By the way, for training data in which the labels are themselves distributions rather than exact values, this definition of cross-entropy still works, where the indicator function is replaced with the corresponding probability of each class for that example. This might be important when we are not sure whether the training data has been labelled correctly, or when the data was labelled by a human who gave their answer along with a degree of confidence that the answer was correct

## Train the model
Now that we have our data, data processing pipeline, our neural network architecture and the corresponding loss that we want to minimise, we need to **train** the model using batched stochastic gradient descent. We do this in multiple **epochs**, which is a single iteration through the entire training dataset. Briefly, in each epoch we loop over all the batches of images and labels, and for each batch we perform the following steps:
* Get the **predictions** of the model on the current batch of images
* Compute the **average loss** values across the batch, telling us how good these predictions are / how close they are to the true targets.
* Compute the **gradient of the average loss** (or the average gradient of the losses in the batch) with respect to each of the model's parameters: This tells us the direction to move in "parameter space" to decrease the loss value
* **Adjust the parameters** by taking a small step in the direction of each component of the gradient (where the learning rate controls the size of the step)

During training we also track some metrics, such as the loss and accuracy to see how well the classifier is doing. Note that the cell below may take a few minutes to run! 



###Optional extra reading: Computing gradients in Eager mode



In graph mode, TensorFlow builds up a "computation graph" which captures all operations of the model and their dependencies. For training, the gradient can then be computed by traversing backwards from every node through its dependents and applying the "chain rule" of differentiation. 

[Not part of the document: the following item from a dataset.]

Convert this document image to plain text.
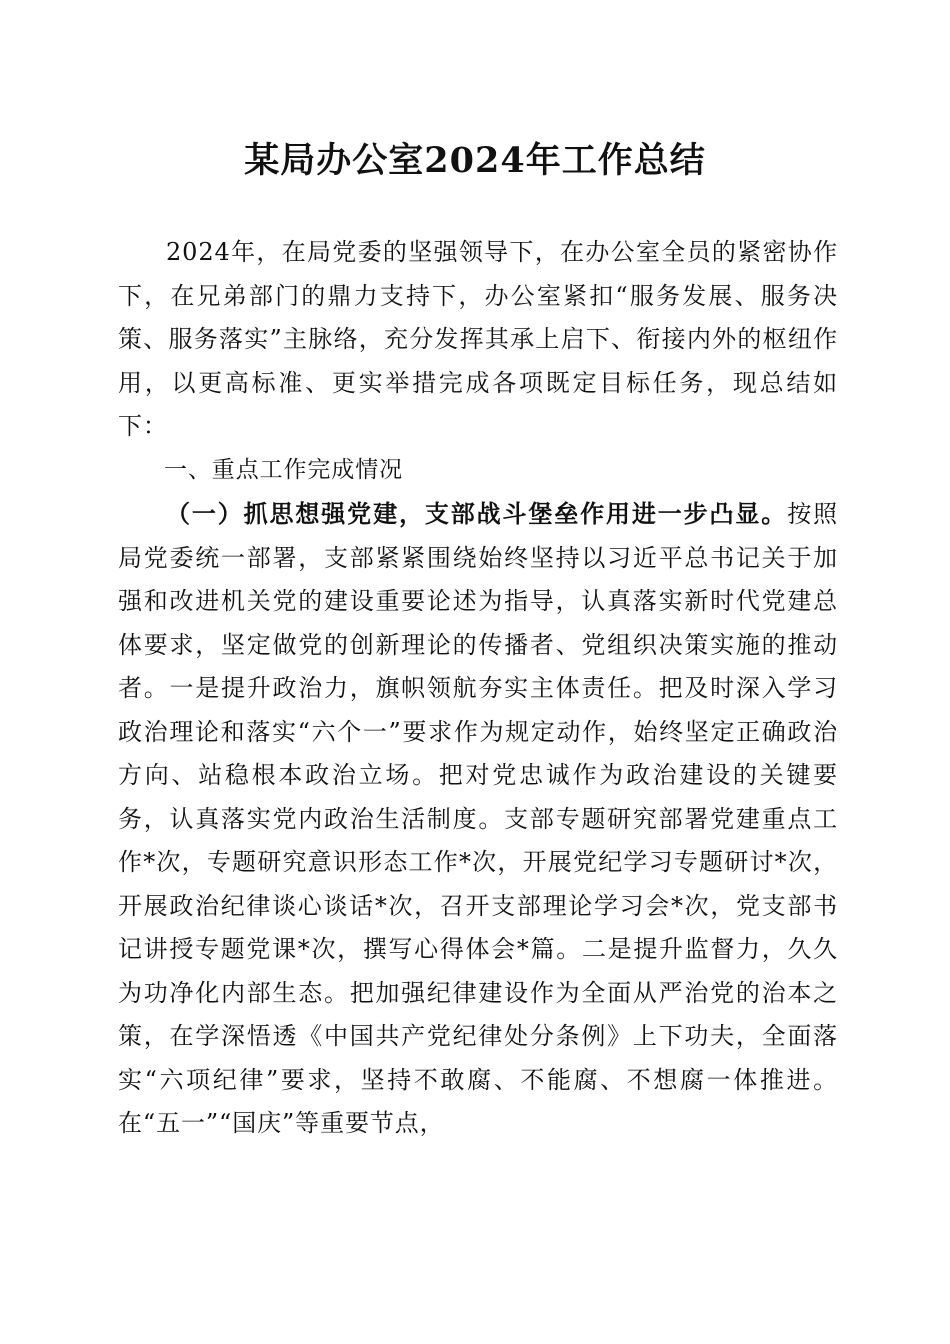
某局办公室2024年工作总结

2024年，在局党委的坚强领导下，在办公室全员的紧密协作下，在兄弟部门的鼎力支持下，办公室紧扣“服务发展、服务决策、服务落实”主脉络，充分发挥其承上启下、衔接内外的枢纽作用，以更高标准、更实举措完成各项既定目标任务，现总结如下：

一、重点工作完成情况

（一）抓思想强党建，支部战斗堡垒作用进一步凸显。按照局党委统一部署，支部紧紧围绕始终坚持以习近平总书记关于加强和改进机关党的建设重要论述为指导，认真落实新时代党建总体要求，坚定做党的创新理论的传播者、党组织决策实施的推动者。一是提升政治力，旗帜领航夯实主体责任。把及时深入学习政治理论和落实“六个一”要求作为规定动作，始终坚定正确政治方向、站稳根本政治立场。把对党忠诚作为政治建设的关键要务，认真落实党内政治生活制度。支部专题研究部署党建重点工作*次，专题研究意识形态工作*次，开展党纪学习专题研讨*次，开展政治纪律谈心谈话*次，召开支部理论学习会*次，党支部书记讲授专题党课*次，撰写心得体会*篇。二是提升监督力，久久为功净化内部生态。把加强纪律建设作为全面从严治党的治本之策，在学深悟透《中国共产党纪律处分条例》上下功夫，全面落实“六项纪律”要求，坚持不敢腐、不能腐、不想腐一体推进。在“五一”“国庆”等重要节点，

However, in Eager mode, we don't have the concept of the computation graph anymore. Operations are performed imperatively (in the order in which they were executed). TensorFlow therefore uses a mechanism called the "GradientTape" for computing gradients in Eager mode. Basically, the gradient tape records the order of all operations as they are executed, and can then be "run backwards" (traversed from last to first operation) for computing the gradients.

### Defining the training loop

In [None]:
# Choose an optimizer and loss function for training:
# The optimizer is responsible for controlling the learning rate
optimizer = tf.keras.optimizers.Adam()
loss_object = tf.keras.losses.SparseCategoricalCrossentropy(from_logits=True)

# Select metrics to measure the loss and the accuracy of the model. 
# These metrics accumulate the values over epochs and then print the overall result.
train_loss = tf.keras.metrics.Mean(name='train_loss')
train_accuracy = tf.keras.metrics.SparseCategoricalAccuracy(name='train_accuracy')

num_epochs = 50  # The number of epochs to run

# Lists to store the loss and accuracy of every epoch
train_losses = []
train_accuracies = []

# Defined a function to train the model using tf.GradientTape
@tf.function
def train_step(image, label):
  # Initialise a GradientTape to track the operations
  with tf.GradientTape() as tape:
    # Compute the logits (un-normalised scores) of the current batch of examples
    # using the neural network architecture we defined earlier
    logits = model(image)
    loss = loss_object(label, logits)
  gradients = tape.gradient(loss, model.trainable_variables)
  optimizer.apply_gradients(zip(gradients, model.trainable_variables))
  
  # Add current batch loss to our loss metric tracker - note the function call semantics
  train_loss(loss)
  train_accuracy(label, logits)

# Define a function to test the model
# @tf.function
# def val_step(image, label):
  # TODO

for epoch in range(num_epochs):
  # Loop over our data pipeline
  for image, label in train_ds:
    train_step(image, label)
      
  template = 'Epoch {:03d}, Loss: {:.3f}, Accuracy: {:.3%}'
  print(template.format(epoch+1,
                        train_loss.result(), 
                        train_accuracy.result()))
  
  train_losses.append(train_loss.result())
  train_accuracies.append(train_accuracy.result())

In [None]:
# Plot the loss for all epochs using Matplotlib
plt.figure()
plt.plot(range(num_epochs), train_losses)
plt.title('Loss vs epochs')

# Plot the accuracy for all epochs using Matplotlib
plt.figure()
plt.plot(range(num_epochs), train_accuracies)
plt.title('Accuracy vs epochs')

The above code block shows a typical training loop. There's actually an easier way to do this using Tenosrflow and Keras, which we'll see in the next prac, but for now we expand it so you can see what's going on.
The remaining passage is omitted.